A little while ago, I got a big head over the fact that I owned and controlled the feared and revered MPlayer samples archive. This is the repository that retains more than a decade of multimedia samples.
Where once there was one multimedia project (FFmpeg), there are now 2 (also Libav). There were various political and technical snafus regarding the previous infrastructure. I volunteered to take over hosting the vast samples archive (53 GB at the time) at samples.mplayerhq.hu (s.mphq for this post).
However, a brand new server is online at samples.libav.org (s.libav for this post).

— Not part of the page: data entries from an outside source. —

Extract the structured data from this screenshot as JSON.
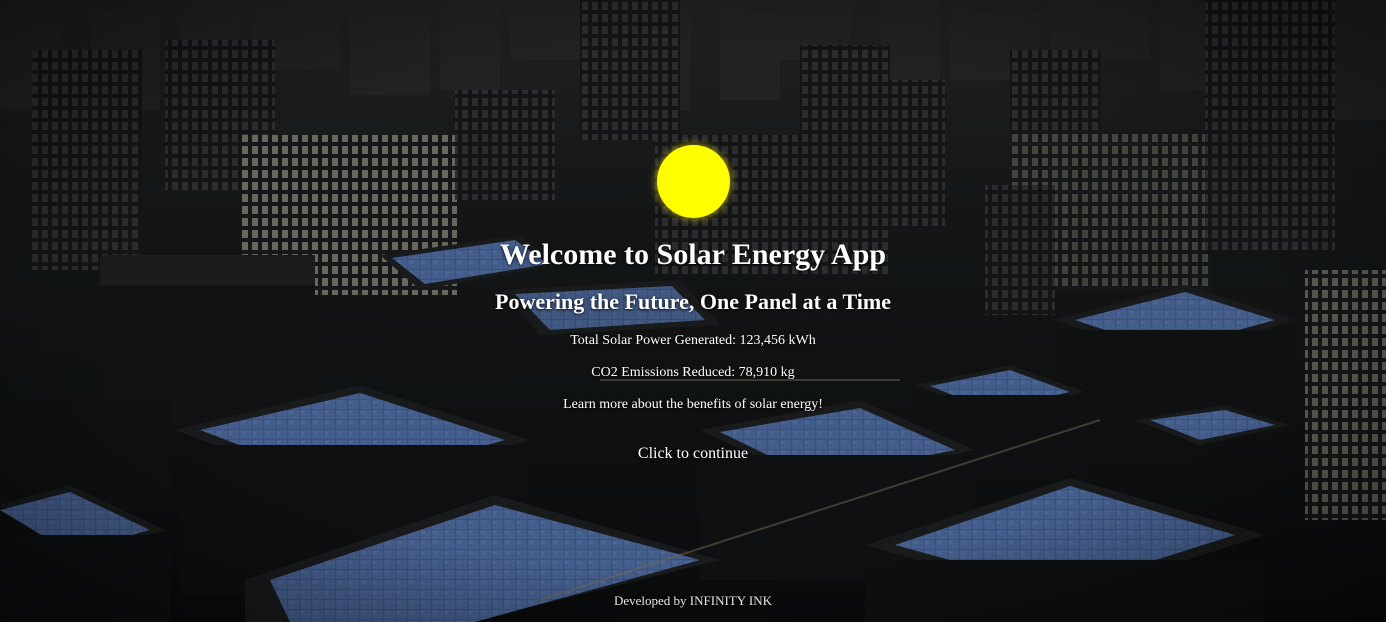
{
  "hero": {
    "title": "Welcome to Solar Energy App",
    "subtitle": "Powering the Future, One Panel at a Time",
    "sun_color": "#ffff00"
  },
  "stats": {
    "power": "Total Solar Power Generated: 123,456 kWh",
    "co2": "CO2 Emissions Reduced: 78,910 kg"
  },
  "info": {
    "learn_more": "Learn more about the benefits of solar energy!"
  },
  "actions": {
    "continue_label": "Click to continue"
  },
  "footer": {
    "credit": "Developed by INFINITY INK"
  },
  "colors": {
    "text": "#ffffff",
    "panel_blue": "#4a6aa8",
    "building_dark": "#17191b",
    "window_light": "#c9c2a6"
  }
}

The server at s.libav will be the authoritative samples repository going forward. Why does s.libav receive the honor? Mostly by virtue of having more advanced features. My simple (yet bandwidth-rich) web hosting plan does not provide for rsync or anonymous FTP services, both of which have traditionally been essential for the samples server. In the course of hosting s.mphq for the past few months, a few more discrepancies have come to light– apparently, the symlinks weren’t properly replicated. And perhaps most unusual is that if a directory contains a
README file, it won’t be displayed in the directory listing (which frustrated me greatly when I couldn’t find this README file that I carefully and lovingly crafted years ago).
The s.mphq archive will continue to exist — nay, must exist — going forward since there are years’ worth of web links pointing into it. I’ll likely set up a mirroring script that periodically (daily) rsyncs from s.libav to my local machine and then uses lftp (the best facility I have available) to mirror the files up to s.mphq.
Also, since we’re starting fresh with a new upload directory, I think we need to be far more ruthless about policing its content. This means making sure that anything that is uploaded has an accompanying file which explains why it’s there and ideally links the sample to a bug report somewhere. No explanation = sample terminated.
I think it would be nifty to have an RSS feed that shows the latest samples to appear in the repository. I figure that I can use the Unix ‘find’ command on my local repository in concert with something like PyRSS2Gen to accomplish this goal.
In the few months that I have been managing the repository, I have had numerous requests for permission to leech the entire collection in one recursive web-suck. These requests often from commercial organizations who wish to test their multimedia product on a large corpus of diverse samples. Personally, I believe the archive makes a rather poor corpus for such an endeavor, but so be it. Go ahead; hosting this archive barely makes a dent in my fairly low-end web hosting plan. However, at least one person indicated that it might be easier to mail a hard drive to me, have me copy it, and send it back.
This got me thinking about monetization opportunities. Perhaps, I should provide a service to send HDs filled with samples for the cost of the HD, shipping, and a small donation to the multimedia projects. I immediately realized that that is precisely the point at which the vast multimedia samples archive — with all of its media of questionable fair use status — would officially run afoul of copyright laws.
Which brings me to…
I think we need to clean up some samples, starting with the ones that were marked not-readable in the old repository. Apparently, some ‘samples’ were, e.g., full anime videos and were responsible for a large bandwidth burden when linked from various sources.
We multimedia nerds are a hoarding lot, never willing to throw anything away. This will probably the most challenging proposal to implement.